Insurance vs Reinsurance

Insurance and reinsurance are two complementary methods which come into play at different levels.

What do they have in common?

  • Offering financial protection to the contract beneficiaries and as such mitigating the impact of claims triggering the coverage.
  • Insurance companies, in return for payment of a premium or contribution, offer an insured party, individual or business company, protection when there is a loss.
  • The reinsurer insures the insurer who cedes all or a part of their risk to the reinsurer in return for a premium. The insurer is now insured within the context of the reinsurance contract and is now known as the cedent. Reinsurance therefore cannot exist without primary insurance: it's a case of secondary insurance or 2nd level insurance. The reinsurer themselves can also be reinsured. This is done via retrocession which works in the same way as reinsurance. The reinsurer who is ceding part of their risk within the operation is known as the retrocedent whilst the co-contractor, the cessionary of this portion of the risk, is known as the retro-reinsurer. In this way, the insurer is vertically sharing part of their risk.
  • Should a loss occur and be covered by the contract, the role of the insurer is to compensate the insured party; and the role of the reinsurer being to compensate the cedent.
  • The initial insured party does not hold any right to nor are they confined by the reinsurance contract. There is no link to the reinsurer. And vice versa, the reinsurer does not have any right to, nor are they obliged by the insurance policies.

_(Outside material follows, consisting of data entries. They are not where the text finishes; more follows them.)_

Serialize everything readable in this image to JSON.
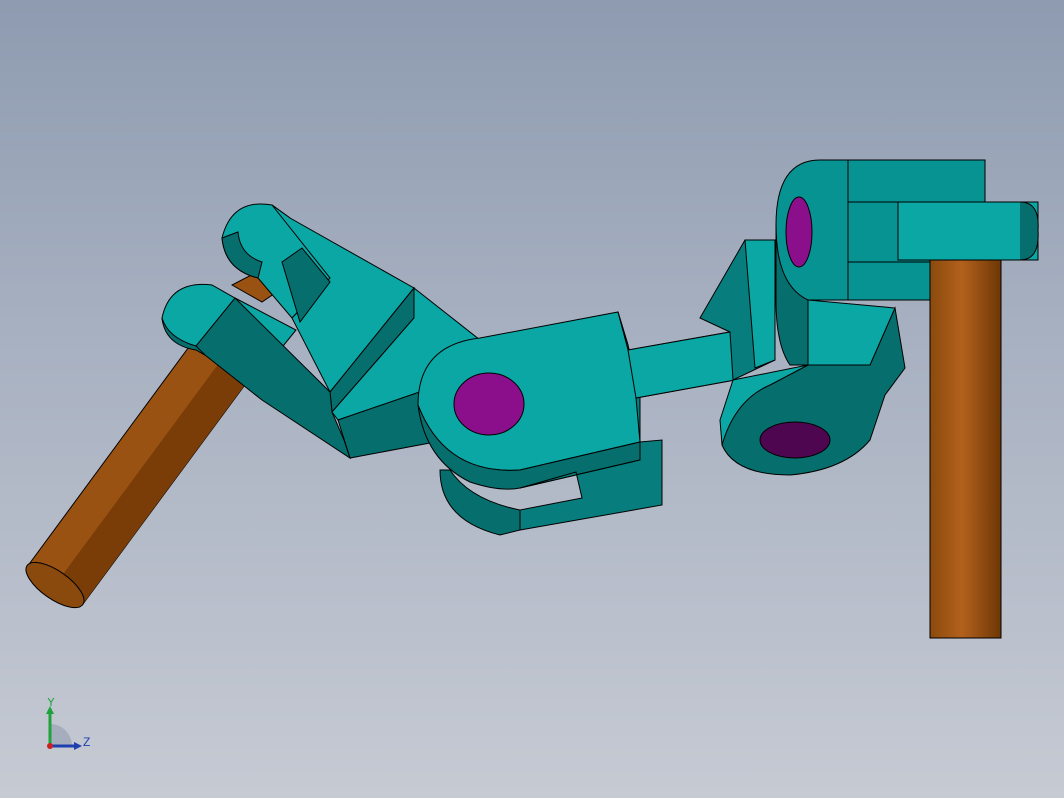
{
  "viewport": {
    "background_top": "#8e9bb0",
    "background_bottom": "#c6cad3"
  },
  "model": {
    "colors": {
      "link_light": "#0aa7a4",
      "link_mid": "#089393",
      "link_dark": "#066e6d",
      "link_darker": "#055a59",
      "pin": "#8b0f8a",
      "pin_dark": "#4f0650",
      "rod_light": "#b3611c",
      "rod_mid": "#97500f",
      "rod_dark": "#6e3706"
    }
  },
  "triad": {
    "y_label": "Y",
    "z_label": "Z",
    "y_color": "#1fa23a",
    "z_color": "#1f3fb0",
    "origin_color": "#cc1f1f"
  }
}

What are their differences?

  • As agreed amongst professionals within the sector, reinsurance contracts are not subject to the same consumer protection as insurance contracts. In France, insurance contracts are in effect governed by the French Insurance Code whereas reinsurance contracts are subjected to general contract law.
  • The premium paid by the cedent to the reinsurer is expressed as a ratio (a percentage) of the cedent’s premium base for the sector or risk involved. On the contrary, insurance premiums are a fixed, predetermined sum.
  • The scope is also different. The purpose of an insurance contract is to cover the occurrence of a risk. Reinsurance, however, can be broader: the protection of a group of risks relating to the cedent’s portfolio, or the cedent’s performance. It is in this way that the proportional reinsurance treaties such as quota-share or surplus share act as protection for the cedent’s portfolios whilst the non-proportional treaty or treaties, such as Stop Loss, protect the cedent’s performance.
  • Contracts in excess of loss allow the cedent to only transfer the peak claims, in other words the largest claims.

Conclusion

  • Reinsurance allows the insurer to share a group of insurance policies and spread their risk.